DC 37 Tragedy
NEW YORK CITY
City maintenance worker Archie Tyler drowned in early March in a stunning accident involving a storm sewer.
The 43-year-old Tyler, a member of Local 376 (DC 37), was sucked into the sewer while trying to clean a drainpipe connecting it to a reservoir in the Bronx. He and other maintenance workers were emptying the reservoir of stagnant water, a breeding ground for mosquitoes carrying the West Nile Virus.
Tyler’s death was the third involving a DC 37 member working for the city’s Department of Environmental Protection (DEP) in just over two years. Weeks after the tragedy, both public and union officials remained uncertain about exactly what caused it and the conditions that prevailed at the time.

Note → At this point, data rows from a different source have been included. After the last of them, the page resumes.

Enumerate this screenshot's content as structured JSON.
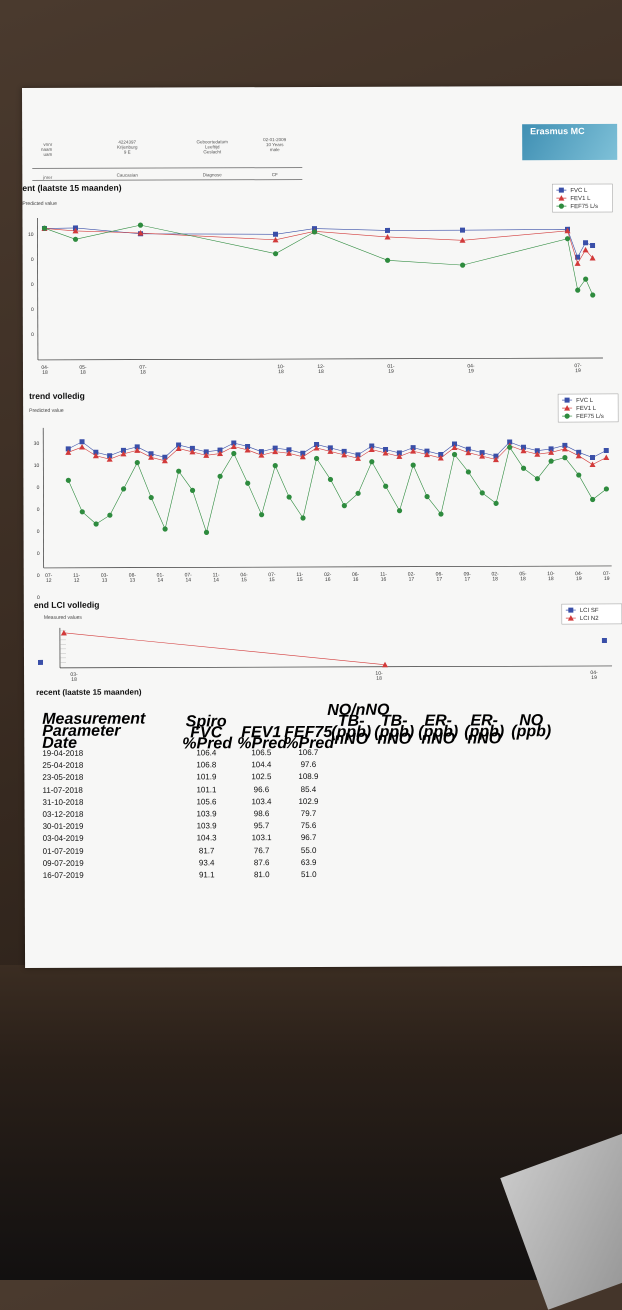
{
  "header": {
    "left_labels": [
      "vnnr",
      "naam",
      "uam"
    ],
    "col2": [
      "4224397",
      "Krijenburg",
      "9 E"
    ],
    "col3": [
      "Geboortedatum",
      "Leeftijd",
      "Geslacht"
    ],
    "col4": [
      "02-01-2009",
      "10 Years",
      "male"
    ],
    "row2_label": "jnrer",
    "row2_val": "Caucasian",
    "row2_label2": "Diagnose",
    "row2_val2": "CF"
  },
  "logo": {
    "text": "Erasmus MC"
  },
  "chart1": {
    "title": "ent (laatste 15 maanden)",
    "subtitle": "Predicted value",
    "legend": [
      "FVC L",
      "FEV1 L",
      "FEF75 L/s"
    ]
  },
  "chart2": {
    "title": "trend volledig",
    "subtitle": "Predicted value",
    "legend": [
      "FVC L",
      "FEV1 L",
      "FEF75 L/s"
    ]
  },
  "chart3": {
    "title": "end LCI volledig",
    "subtitle": "Measured values",
    "legend": [
      "LCI SF",
      "LCI N2"
    ]
  },
  "colors": {
    "fvc": "#3a4fa8",
    "fev1": "#d23a3a",
    "fef75": "#2e8b3e"
  },
  "chart_data": [
    {
      "type": "line",
      "title": "ent (laatste 15 maanden)",
      "y_ticks": [
        "10",
        "0",
        "0",
        "0",
        "0"
      ],
      "x_ticks": [
        "04-\n18",
        "05-\n18",
        "07-\n18",
        "10-\n18",
        "12-\n18",
        "01-\n19",
        "04-\n19",
        "07-\n19"
      ],
      "series": [
        {
          "name": "FVC L",
          "values": [
            106.4,
            106.8,
            101.9,
            101.1,
            105.6,
            103.9,
            103.9,
            104.3,
            81.7,
            93.4,
            91.1
          ]
        },
        {
          "name": "FEV1 L",
          "values": [
            106.5,
            104.4,
            102.5,
            96.6,
            103.4,
            98.6,
            95.7,
            103.1,
            76.7,
            87.6,
            81.0
          ]
        },
        {
          "name": "FEF75 L/s",
          "values": [
            106.7,
            97.6,
            108.9,
            85.4,
            102.9,
            79.7,
            75.6,
            96.7,
            55.0,
            63.9,
            51.0
          ]
        }
      ]
    },
    {
      "type": "line",
      "title": "trend volledig",
      "y_ticks": [
        "30",
        "10",
        "0",
        "0",
        "0",
        "0",
        "0",
        "0"
      ],
      "x_ticks": [
        "07-\n12",
        "11-\n12",
        "03-\n13",
        "08-\n13",
        "01-\n14",
        "07-\n14",
        "11-\n14",
        "04-\n15",
        "07-\n15",
        "11-\n15",
        "02-\n16",
        "06-\n16",
        "11-\n16",
        "02-\n17",
        "06-\n17",
        "09-\n17",
        "02-\n18",
        "05-\n18",
        "10-\n18",
        "04-\n19",
        "07-\n19"
      ],
      "series": [
        {
          "name": "FVC L",
          "values": [
            98,
            102,
            96,
            94,
            97,
            99,
            95,
            93,
            100,
            98,
            96,
            97,
            101,
            99,
            96,
            98,
            97,
            95,
            100,
            98,
            96,
            94,
            99,
            97,
            95,
            98,
            96,
            94,
            100,
            97,
            95,
            93,
            101,
            98,
            96,
            97,
            99,
            95,
            92,
            96
          ]
        },
        {
          "name": "FEV1 L",
          "values": [
            96,
            99,
            94,
            92,
            95,
            97,
            93,
            91,
            98,
            96,
            94,
            95,
            99,
            97,
            94,
            96,
            95,
            93,
            98,
            96,
            94,
            92,
            97,
            95,
            93,
            96,
            94,
            92,
            98,
            95,
            93,
            91,
            99,
            96,
            94,
            95,
            97,
            93,
            88,
            92
          ]
        },
        {
          "name": "FEF75 L/s",
          "values": [
            80,
            62,
            55,
            60,
            75,
            90,
            70,
            52,
            85,
            74,
            50,
            82,
            95,
            78,
            60,
            88,
            70,
            58,
            92,
            80,
            65,
            72,
            90,
            76,
            62,
            88,
            70,
            60,
            94,
            84,
            72,
            66,
            98,
            86,
            80,
            90,
            92,
            82,
            68,
            74
          ]
        }
      ]
    },
    {
      "type": "line",
      "title": "end LCI volledig",
      "x_ticks": [
        "03-\n18",
        "10-\n18",
        "04-\n19"
      ],
      "series": [
        {
          "name": "LCI SF",
          "values": []
        },
        {
          "name": "LCI N2",
          "values": []
        }
      ]
    }
  ],
  "table": {
    "title": "recent (laatste 15 maanden)",
    "row_labels": [
      "Measurement",
      "Parameter",
      "Date"
    ],
    "headers": [
      {
        "l1": "",
        "l2": "Spiro",
        "l3": "FVC",
        "l4": "%Pred"
      },
      {
        "l1": "",
        "l2": "",
        "l3": "FEV1",
        "l4": "%Pred"
      },
      {
        "l1": "",
        "l2": "",
        "l3": "FEF75",
        "l4": "%Pred"
      },
      {
        "l1": "NO/nNO",
        "l2": "TB-nNO",
        "l3": "(ppb)",
        "l4": ""
      },
      {
        "l1": "",
        "l2": "TB-nNO",
        "l3": "(ppb)",
        "l4": ""
      },
      {
        "l1": "",
        "l2": "ER-nNO",
        "l3": "(ppb)",
        "l4": ""
      },
      {
        "l1": "",
        "l2": "ER-nNO",
        "l3": "(ppb)",
        "l4": ""
      },
      {
        "l1": "",
        "l2": "NO",
        "l3": "(ppb)",
        "l4": ""
      }
    ],
    "rows": [
      {
        "date": "19-04-2018",
        "fvc": "106.4",
        "fev1": "106.5",
        "fef75": "106.7"
      },
      {
        "date": "25-04-2018",
        "fvc": "106.8",
        "fev1": "104.4",
        "fef75": "97.6"
      },
      {
        "date": "23-05-2018",
        "fvc": "101.9",
        "fev1": "102.5",
        "fef75": "108.9"
      },
      {
        "date": "11-07-2018",
        "fvc": "101.1",
        "fev1": "96.6",
        "fef75": "85.4"
      },
      {
        "date": "31-10-2018",
        "fvc": "105.6",
        "fev1": "103.4",
        "fef75": "102.9"
      },
      {
        "date": "03-12-2018",
        "fvc": "103.9",
        "fev1": "98.6",
        "fef75": "79.7"
      },
      {
        "date": "30-01-2019",
        "fvc": "103.9",
        "fev1": "95.7",
        "fef75": "75.6"
      },
      {
        "date": "03-04-2019",
        "fvc": "104.3",
        "fev1": "103.1",
        "fef75": "96.7"
      },
      {
        "date": "01-07-2019",
        "fvc": "81.7",
        "fev1": "76.7",
        "fef75": "55.0"
      },
      {
        "date": "09-07-2019",
        "fvc": "93.4",
        "fev1": "87.6",
        "fef75": "63.9"
      },
      {
        "date": "16-07-2019",
        "fvc": "91.1",
        "fev1": "81.0",
        "fef75": "51.0"
      }
    ]
  }
}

But available evidence pointed to unnecessarily dangerous working conditions: lack of a grate or cover over the drain opening; lack of a secure fixture near the opening where workers could attach protective harnesses; and poor footing on the algae-covered reservoir bottom.
Bill Fenty, deputy administrator of Local 376, declared that blue-collar members in the DEP "do extremely dangerous jobs, and the agency refuses to recognize this."
At Tyler’s funeral, a police honor guard carried the casket to a hearse as a row of DEP enforcement agents saluted. Among Tyler’s survivors is his fiancée, to whom he had proposed only a few weeks earlier.